Time Week 13
As the documentation was shaping up, so were our ideas. We began the songwriting process after conducting secondary research about the era. We wanted to keep in mind that this lyrical piece was for the entire era as a whole. and not just constricted by the movies. We were very definite about choosing song as our medium of expression since the movies we had watched were heavily dependant on songs to convey the inner dialogues in the character’s minds. So this was the final draft of the song we wrote:
Yeh hai vo zindagi, Vishestaon se bhari. Kal ki black and white zindagi, Aaj rangon se bhari. Kal jo naari zanziroon aur bandishaon me jakdi thi, Aaj woh khule aasman mein udi hai. Jo kal chal rahi thi janta mail ki tarah, Aaj voh frontier mail si daud rahi hai. Aaj mujhe yeh ahsaas hua hai, Naari ki sundarta uske pehnave mei hai, Ghagra choli aur saree ke lipte mei hai. Ek, tha vo zamana jab har mohobbat thi ek amar prem kahani, Do, kurbani tha jivan ka dusra naam, Teen, par fir bhi har baar mushkilon ko harana tha. Jivan ke uss door me pyaar na tha aasan, Bandha hua tha samaj ki rudhiyon ka paydaan. Pyaar bhi tha un rudhiyon ka ek hissa, Jisse har ek premi ko chukana tha. Bandha hua tha pyaar panchayat ke faisle se, Har ek joda tha majboor samaj ke daire se. Aisi thi ek aur dasta, Achhut thi wo kanya. Log kehte hai ki zindagi ek mela hai, Jisme har pal sabko jeena hai. Gum ho, pyaar ho ya khushi ho, Sabko usko sehna hai. Ek, tha vo zamana jab har mohobbat thi ek amar prem kahani, Do, kurbani tha jivan ka dusra naam, Teen, par fir bhi har baar mushkilon ko harana tha.

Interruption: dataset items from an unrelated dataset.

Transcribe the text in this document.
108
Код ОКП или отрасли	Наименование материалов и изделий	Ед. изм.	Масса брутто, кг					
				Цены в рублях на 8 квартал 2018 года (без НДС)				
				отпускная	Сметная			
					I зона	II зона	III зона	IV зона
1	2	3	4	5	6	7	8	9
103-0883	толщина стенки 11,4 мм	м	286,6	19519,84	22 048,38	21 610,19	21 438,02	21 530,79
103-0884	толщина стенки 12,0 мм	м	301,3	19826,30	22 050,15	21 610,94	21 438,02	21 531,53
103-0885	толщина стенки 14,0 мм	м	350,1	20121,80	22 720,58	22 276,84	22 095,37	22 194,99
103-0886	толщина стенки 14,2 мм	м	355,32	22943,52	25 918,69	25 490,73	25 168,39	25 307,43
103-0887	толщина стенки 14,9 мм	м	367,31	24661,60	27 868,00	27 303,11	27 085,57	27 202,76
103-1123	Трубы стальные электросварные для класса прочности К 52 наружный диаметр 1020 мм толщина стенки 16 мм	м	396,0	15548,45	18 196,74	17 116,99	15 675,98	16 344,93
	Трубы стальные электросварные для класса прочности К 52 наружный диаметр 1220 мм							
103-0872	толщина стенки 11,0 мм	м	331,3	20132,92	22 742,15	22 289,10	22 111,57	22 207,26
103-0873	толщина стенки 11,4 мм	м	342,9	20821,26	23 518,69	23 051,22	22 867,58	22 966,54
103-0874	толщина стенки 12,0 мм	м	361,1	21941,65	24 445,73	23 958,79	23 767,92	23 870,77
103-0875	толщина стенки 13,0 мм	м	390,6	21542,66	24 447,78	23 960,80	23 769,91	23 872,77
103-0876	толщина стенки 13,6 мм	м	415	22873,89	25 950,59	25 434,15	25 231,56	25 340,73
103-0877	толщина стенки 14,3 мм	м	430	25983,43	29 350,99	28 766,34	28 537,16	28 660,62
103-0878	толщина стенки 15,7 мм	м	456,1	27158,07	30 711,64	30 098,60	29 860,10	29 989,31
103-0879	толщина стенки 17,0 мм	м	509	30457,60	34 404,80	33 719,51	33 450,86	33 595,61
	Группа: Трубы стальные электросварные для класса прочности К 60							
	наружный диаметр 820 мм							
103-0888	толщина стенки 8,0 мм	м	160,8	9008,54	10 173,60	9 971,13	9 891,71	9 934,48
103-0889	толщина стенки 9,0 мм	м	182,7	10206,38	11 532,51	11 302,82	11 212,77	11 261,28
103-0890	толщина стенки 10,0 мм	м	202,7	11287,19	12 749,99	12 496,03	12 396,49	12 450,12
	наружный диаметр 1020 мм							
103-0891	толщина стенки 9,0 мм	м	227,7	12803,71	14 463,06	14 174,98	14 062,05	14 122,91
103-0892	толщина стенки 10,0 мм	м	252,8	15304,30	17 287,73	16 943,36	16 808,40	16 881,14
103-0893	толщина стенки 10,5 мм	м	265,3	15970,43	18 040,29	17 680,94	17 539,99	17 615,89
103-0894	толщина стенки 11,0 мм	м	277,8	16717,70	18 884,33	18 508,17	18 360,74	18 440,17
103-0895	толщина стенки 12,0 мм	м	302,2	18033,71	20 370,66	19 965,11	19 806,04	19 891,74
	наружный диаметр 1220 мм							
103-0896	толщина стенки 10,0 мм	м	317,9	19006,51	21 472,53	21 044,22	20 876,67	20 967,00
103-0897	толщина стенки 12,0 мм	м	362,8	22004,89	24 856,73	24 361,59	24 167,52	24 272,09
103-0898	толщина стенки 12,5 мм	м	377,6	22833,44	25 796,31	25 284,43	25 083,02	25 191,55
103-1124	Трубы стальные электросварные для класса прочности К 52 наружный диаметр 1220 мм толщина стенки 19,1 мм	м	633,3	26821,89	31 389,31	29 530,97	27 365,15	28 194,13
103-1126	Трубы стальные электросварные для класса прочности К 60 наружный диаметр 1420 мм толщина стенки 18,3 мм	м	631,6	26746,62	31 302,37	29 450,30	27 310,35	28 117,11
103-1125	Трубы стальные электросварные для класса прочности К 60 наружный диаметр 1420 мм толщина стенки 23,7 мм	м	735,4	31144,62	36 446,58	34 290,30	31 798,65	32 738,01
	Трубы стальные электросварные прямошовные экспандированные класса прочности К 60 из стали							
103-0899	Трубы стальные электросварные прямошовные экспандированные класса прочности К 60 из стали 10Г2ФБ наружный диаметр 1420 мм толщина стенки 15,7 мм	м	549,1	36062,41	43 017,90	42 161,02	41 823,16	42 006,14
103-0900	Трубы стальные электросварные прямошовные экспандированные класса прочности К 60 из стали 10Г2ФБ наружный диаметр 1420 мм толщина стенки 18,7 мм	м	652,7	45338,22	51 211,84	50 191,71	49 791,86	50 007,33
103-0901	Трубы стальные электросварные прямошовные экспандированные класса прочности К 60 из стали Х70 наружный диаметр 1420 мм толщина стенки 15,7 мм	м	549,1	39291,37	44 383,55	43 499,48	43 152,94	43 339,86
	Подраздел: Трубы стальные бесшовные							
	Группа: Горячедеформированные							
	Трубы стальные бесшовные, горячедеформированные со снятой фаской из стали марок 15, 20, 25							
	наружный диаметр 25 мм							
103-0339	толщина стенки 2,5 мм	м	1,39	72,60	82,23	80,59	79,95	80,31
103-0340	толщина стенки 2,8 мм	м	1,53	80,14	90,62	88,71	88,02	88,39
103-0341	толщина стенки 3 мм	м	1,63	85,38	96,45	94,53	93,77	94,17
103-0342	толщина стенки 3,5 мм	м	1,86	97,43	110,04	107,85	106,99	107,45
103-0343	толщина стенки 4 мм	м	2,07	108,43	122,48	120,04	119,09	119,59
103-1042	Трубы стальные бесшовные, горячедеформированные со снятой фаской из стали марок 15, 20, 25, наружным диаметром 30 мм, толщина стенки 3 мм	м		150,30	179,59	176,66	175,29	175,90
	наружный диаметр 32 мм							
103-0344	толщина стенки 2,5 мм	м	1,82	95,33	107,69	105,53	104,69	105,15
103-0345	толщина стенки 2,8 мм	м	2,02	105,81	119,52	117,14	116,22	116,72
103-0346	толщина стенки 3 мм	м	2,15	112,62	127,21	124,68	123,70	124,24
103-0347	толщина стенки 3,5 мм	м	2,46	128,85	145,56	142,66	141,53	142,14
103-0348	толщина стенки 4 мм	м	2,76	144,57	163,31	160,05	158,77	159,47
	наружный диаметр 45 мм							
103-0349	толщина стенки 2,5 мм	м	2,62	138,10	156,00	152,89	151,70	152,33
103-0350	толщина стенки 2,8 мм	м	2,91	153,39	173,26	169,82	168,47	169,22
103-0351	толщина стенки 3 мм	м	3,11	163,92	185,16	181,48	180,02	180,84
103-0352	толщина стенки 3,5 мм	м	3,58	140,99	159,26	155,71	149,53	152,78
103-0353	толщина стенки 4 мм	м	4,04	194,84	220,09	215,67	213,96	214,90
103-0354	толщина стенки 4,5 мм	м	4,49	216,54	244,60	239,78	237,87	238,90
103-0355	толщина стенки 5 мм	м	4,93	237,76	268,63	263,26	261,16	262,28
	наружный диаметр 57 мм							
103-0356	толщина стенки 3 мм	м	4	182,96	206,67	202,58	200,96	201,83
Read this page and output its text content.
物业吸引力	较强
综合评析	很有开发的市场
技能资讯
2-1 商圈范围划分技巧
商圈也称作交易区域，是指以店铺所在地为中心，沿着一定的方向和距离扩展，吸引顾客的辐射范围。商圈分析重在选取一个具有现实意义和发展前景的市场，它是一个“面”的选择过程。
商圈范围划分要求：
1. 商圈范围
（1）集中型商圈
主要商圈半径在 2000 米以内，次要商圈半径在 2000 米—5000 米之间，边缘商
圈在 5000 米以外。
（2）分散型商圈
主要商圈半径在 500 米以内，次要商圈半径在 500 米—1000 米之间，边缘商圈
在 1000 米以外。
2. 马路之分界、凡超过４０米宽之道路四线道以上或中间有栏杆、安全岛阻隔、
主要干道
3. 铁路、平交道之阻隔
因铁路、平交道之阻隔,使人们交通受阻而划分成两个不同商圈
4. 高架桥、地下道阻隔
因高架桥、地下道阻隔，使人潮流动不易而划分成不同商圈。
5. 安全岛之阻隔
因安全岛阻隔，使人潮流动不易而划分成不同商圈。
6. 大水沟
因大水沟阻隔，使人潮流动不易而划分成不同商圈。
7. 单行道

The lyrics were a combined effort after debating and deciding what element of every movie we wanted to put in. Through the songwriting process,I grasped a lot about the kind of language used in this era. As you might know, British India did not use Hindi, instead they used a language called Hindustani, a common root between Hindi and Urdu. This assimilates both of these languages into one, and the style of speech is probably a little different from the way pure Hindi is spoken today. And it is obviously very, very different from the Bombay Hindi that I speak, just to get by! So this was one important element that I was able to learn. Secondly, adding to the last blog, this process really helped me understand how to convey my thoughts and ideas in a poetic manner.
Along with this, I also made the slide projector with materials I found at home. This was a little tricky, since it needed a magnifying glass, and a torch. And I had a magnifying glass, and no torch, which is absurd. I built the projector piece by piece using a shoebox, and had to really experiment with the focal length of the convex lens till I could find just the right spacing between the screen, lens and object to get a clear final image.This was my 9th grade physics come to life before my eyes! I did all these optical ray diagrams in school for the sake of it, but today I really saw a ray diagram come alive,which was amazing.As for the slides used inside it, I made a sample slide using a rigid plastic film that I found, used to encase a set of pens. I drew on it and inserted the slide inside the slot inverted, and the final image was pretty clear.